Carlos Castelán, co-founder and managing director of the Minneapolis-based Navio Group, agrees. "By incorporating unique, innovative experiences, traditional retailers can better compete in the crowded, digital marketplace," says Castelán, whose business consulting firm specializes in retail and consumer goods.

For retailers, this shift is about more than simply grabbing increased foot traffic. It's also being driven by consumers who focus on convenience, want to shop locally, and have the desire to delve into experiences that will leave a positive emotional impact.

While it's a heavy lift for many retailers to combine all these new needs into one footprint, there are brands that are leading the way when it comes to delivering these experiences for their customers.

Technology Provides Convenience
Many consumers continue to demand access and convenience: Postmates to deliver food, Uber to grab a ride, Amazon—for anything.

"Successful retailers regularly evaluate how to remove friction points in the shopping experience," Castelán explains. He cites Amazon Go and Home Depot as examples.

These retailers are helping customers speed up their brick-and-mortar shopping trips by leaning on technology. With a few taps or clicks, they can avoid waiting in line and get exactly what they want, when they want it. Consumers see this in the form of self-checkout, curbside pickup and cashier-less stores.

Consumers Care About Buying Local
Locality is another factor that increasingly matters. Consumers want unique products, services, and experiences in their neighborhood. They also want products and experiences they aren't seeing elsewhere.

One example of a retail brand that's combining local love and technology is Nike. In 2018, the global footwear and apparel retailer opened its first Nike Live concept shop in Los Angeles, called Nike by Melrose. It's a hyperlocal and tech-infused hub that's crafted around the preferences of local Nike+ members, people who use the app for running tracking and training.

The store has L.A.-themed designs, a lounge space, and local style experts who understand the needs of the market's customers. On the tech side, convenience comes into play again—store customers can use SMS text to pre-schedule pick-ups and return items curbside.

Memorable Moments Matter
Consumers want to enjoy experiences like shopping and use them to create memories.

For consumers, spending a few hours in a store at a special event helps create an added sense of loyalty and enjoyment. Plus, stores can enjoy the word-of-mouth and social media attention that can come with it.

Some retailers are creating destination stores that cater to the demand for consumer experiences. Castelán cites Lululemon's new Chicago store as an example. It boasts two floors of retail shopping for both men and women, multiple studios for group fitness classes, a meditation room, and even a restaurant.

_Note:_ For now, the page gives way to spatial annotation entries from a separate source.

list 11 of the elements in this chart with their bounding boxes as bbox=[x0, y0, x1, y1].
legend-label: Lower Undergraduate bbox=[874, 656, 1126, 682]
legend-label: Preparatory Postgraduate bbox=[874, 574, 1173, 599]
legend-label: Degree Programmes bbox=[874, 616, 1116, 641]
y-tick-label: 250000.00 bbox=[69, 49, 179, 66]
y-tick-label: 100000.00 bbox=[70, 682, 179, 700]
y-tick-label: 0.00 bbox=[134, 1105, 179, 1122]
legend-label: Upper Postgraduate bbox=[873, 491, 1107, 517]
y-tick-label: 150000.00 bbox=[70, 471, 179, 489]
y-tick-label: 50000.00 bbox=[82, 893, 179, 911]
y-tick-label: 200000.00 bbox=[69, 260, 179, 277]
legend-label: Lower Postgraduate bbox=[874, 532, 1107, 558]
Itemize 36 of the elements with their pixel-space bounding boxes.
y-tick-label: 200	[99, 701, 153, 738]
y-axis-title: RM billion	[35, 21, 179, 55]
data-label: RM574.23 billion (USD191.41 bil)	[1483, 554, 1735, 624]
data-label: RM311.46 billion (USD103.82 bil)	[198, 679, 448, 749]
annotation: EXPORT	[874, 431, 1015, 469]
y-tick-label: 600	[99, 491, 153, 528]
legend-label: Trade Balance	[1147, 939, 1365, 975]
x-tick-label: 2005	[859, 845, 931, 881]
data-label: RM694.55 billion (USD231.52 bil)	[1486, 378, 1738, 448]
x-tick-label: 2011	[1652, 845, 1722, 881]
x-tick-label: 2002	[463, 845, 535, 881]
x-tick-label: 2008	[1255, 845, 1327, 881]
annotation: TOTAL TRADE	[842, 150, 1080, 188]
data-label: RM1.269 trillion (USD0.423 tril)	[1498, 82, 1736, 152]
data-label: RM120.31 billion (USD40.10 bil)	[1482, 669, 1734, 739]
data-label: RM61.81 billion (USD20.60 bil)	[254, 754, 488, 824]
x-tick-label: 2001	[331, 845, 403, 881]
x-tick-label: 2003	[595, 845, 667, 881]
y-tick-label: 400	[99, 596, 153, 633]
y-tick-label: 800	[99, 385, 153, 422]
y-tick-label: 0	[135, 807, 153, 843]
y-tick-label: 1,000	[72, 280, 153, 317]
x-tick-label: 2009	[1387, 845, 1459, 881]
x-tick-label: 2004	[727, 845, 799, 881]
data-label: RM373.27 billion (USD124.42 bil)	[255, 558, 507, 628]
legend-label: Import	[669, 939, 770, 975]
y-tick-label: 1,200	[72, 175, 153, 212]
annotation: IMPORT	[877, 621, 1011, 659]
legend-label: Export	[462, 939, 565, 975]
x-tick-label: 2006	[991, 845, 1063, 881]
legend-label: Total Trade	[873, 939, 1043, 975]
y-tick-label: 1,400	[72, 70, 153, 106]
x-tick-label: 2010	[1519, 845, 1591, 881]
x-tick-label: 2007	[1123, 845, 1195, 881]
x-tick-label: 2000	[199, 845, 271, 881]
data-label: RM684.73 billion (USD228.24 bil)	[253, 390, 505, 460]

"The goal is to make Lululemon a destination for more than just shopping, but also a way to engage with the community and create a great experience along the way," says Castelán.

While retail may continue to see growth slow in the future, how retailers respond to the shift in the ways consumers prefer to shop will matter. The brands that focus on retail experiences are likely to make strides when it comes to capturing the hearts—and wallets—of their customers.